Il teatro è collocato alla Bicocca, in una periferia che oggi è un enorme cantiere: questo rende meno appetibile gli spettacoli, soprattutto ai turisti, per cui - trovandomi a Milano per tutt'altri motivi - ho trovato un biglietto (a metà prezzo) poche ore prima dell'inizio della rappresentazione, la qual cosa alla Scala sarebbe stata impensabile.
 
Meglio per me che ho avuto il modo di assistere ad un ottimo spettacolo con un cast vocale che oggi è difficile uguagliare.
Lucrezia Borgia era interpretata da Mariella Devia che è stata quella che ha sofferto un po' di più gli ampi spazi degli Arcimboldi, ma ha reso comunque una ottima prova canora trovandosi maggiormente a suo agio quando della protagonista doveva rendere l'immagine della madre affettuosa piuttosto che della donna diabolica.
Giuseppe Filanoti è stato un Gennaro dalla  voce sicura, salda, intonata: con lui e Florez possiamo dire che il futuro dei tenori nel belcanto è assicurato.  

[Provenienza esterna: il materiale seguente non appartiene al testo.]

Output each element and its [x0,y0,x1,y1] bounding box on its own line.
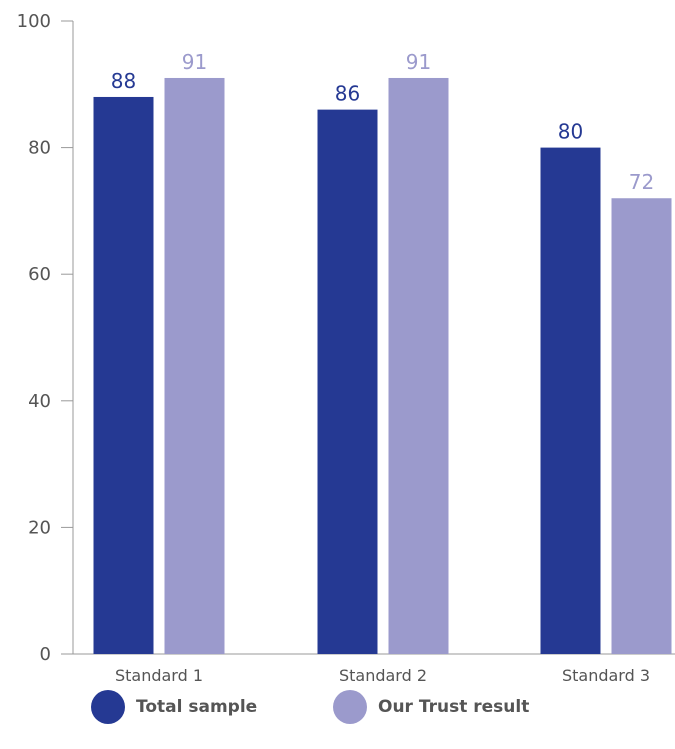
data-label-total-sample-1: 88 [111,69,136,93]
data-label-total-sample-2: 86 [335,82,360,106]
y-tick-label: 60 [28,264,51,285]
bar-our-trust-result-3 [611,198,672,655]
data-label-our-trust-result-2: 91 [406,50,431,74]
bar-our-trust-result-2 [388,77,449,655]
y-tick-label: 0 [40,644,51,665]
bar-our-trust-result-1 [164,77,225,655]
legend-swatch-our-trust-result [333,690,367,724]
legend-label-total-sample: Total sample [136,697,258,717]
y-tick-label: 20 [28,517,51,538]
data-label-total-sample-3: 80 [558,120,583,144]
legend-item-our-trust-result: Our Trust result [333,689,529,725]
legend-label-our-trust-result: Our Trust result [378,697,530,717]
bar-chart-svg: 0 20 40 60 80 100 88 91 Standard 1 86 91 Standard 2… [17,11,675,685]
bar-total-sample-3 [540,147,601,654]
legend-item-total-sample: Total sample [91,689,257,725]
x-tick-label: Standard 3 [562,666,650,685]
y-tick-label: 100 [17,11,51,32]
x-tick-label: Standard 2 [339,666,427,685]
legend-swatch-total-sample [91,690,125,724]
data-label-our-trust-result-1: 91 [182,50,207,74]
bar-total-sample-2 [317,109,378,655]
legend: Total sample Our Trust result [0,689,675,729]
y-tick-label: 40 [28,391,51,412]
data-label-our-trust-result-3: 72 [629,170,654,194]
x-tick-label: Standard 1 [115,666,203,685]
bar-total-sample-1 [93,96,154,654]
y-tick-label: 80 [28,138,51,159]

Michele Pertusi è stato un don Alfonso autorevole come cantante e espressivo come interprete: ottima l' esecuzione del terzetto del primo atto "Guai se ti sfugge un moto" minaccioso a mezza voce; mi sembra che abbia abbassato lo scabroso la bemolle acuto che è posto al termine della sua aria.  
Quanto a Daniela Barcellona si è rivelata un buon Orsini e ha dato il meglio di sé nel brindisi della scena finale.
Renato Palumbo ha diretto bene, semmai senza scelte particolarmente originali, ma assicurando un ottimo equilibrio tra  palcoscenico e buca dell'orchestra e rendendo adeguatamente le atmosfere notturne che caratterizzano quest'opera.
 
Quanto alla parte scenica di Hugo De Ana, che ha curato sia la regia che le scene, che i costumi, era assai suggestiva: il pavimento inclinato e lo sfondo erano in piastre color rame: nel primo atto incombeva la statua infranta di Alessandro VI (il Papa Borgia); nella scena finale il banchetto si svolgeva su tavoli che altro non erano che bare di cristallo che lasciavano vedere scheletri umani.
Spesso apparivano figure vestiti con paramenti sacri, sotto i quali si celavano personaggi con vesti profane e che tenevano i atteggiamenti lascivi a ricordare il libertinismo e la corruzione del papato dei Borgia (ma non solo di quello, essendo il comportamento di Cesare Borgia abbastanza normale per l'epoca).
Ottima l'idea di far cantare la seconda strofa del brindisi ad un Orsini già morente per il veleno: ha costretto Daniela Barcellona a mutare l'atteggiamento espressivo evitando la mera ripetizione della prima parte.
Spesso le masse stavano sulla scena tenendo movimento coreografici che non sempre erano coerenti: far sguainare le spade ai coristi e farli combattere tra i loro serve a "riempire" la scena, ma è inspiegabile che duellino tra loro gli sgherri dello stesso schieramento.
Comunque si è trattato sicuramente di uno spettacolo affascinante anche dal punto di vista visivo.
 
Non so quanto il pubblico abbia applaudito, perché, appena spentasi l'eco dell'ultima nota, mi sono precipitato (insieme a tanti altri) verso l'uscita per trovare posto su una delle due navette che riportavano al centro di Milano, prima che esse si riempissero.
Diversamente avrei rischiato di rimanere "solo, perduto e abbandonato"  in una desolatissima periferia con grosse difficoltà a reperire mezzi di trasporto per rientrare in centro.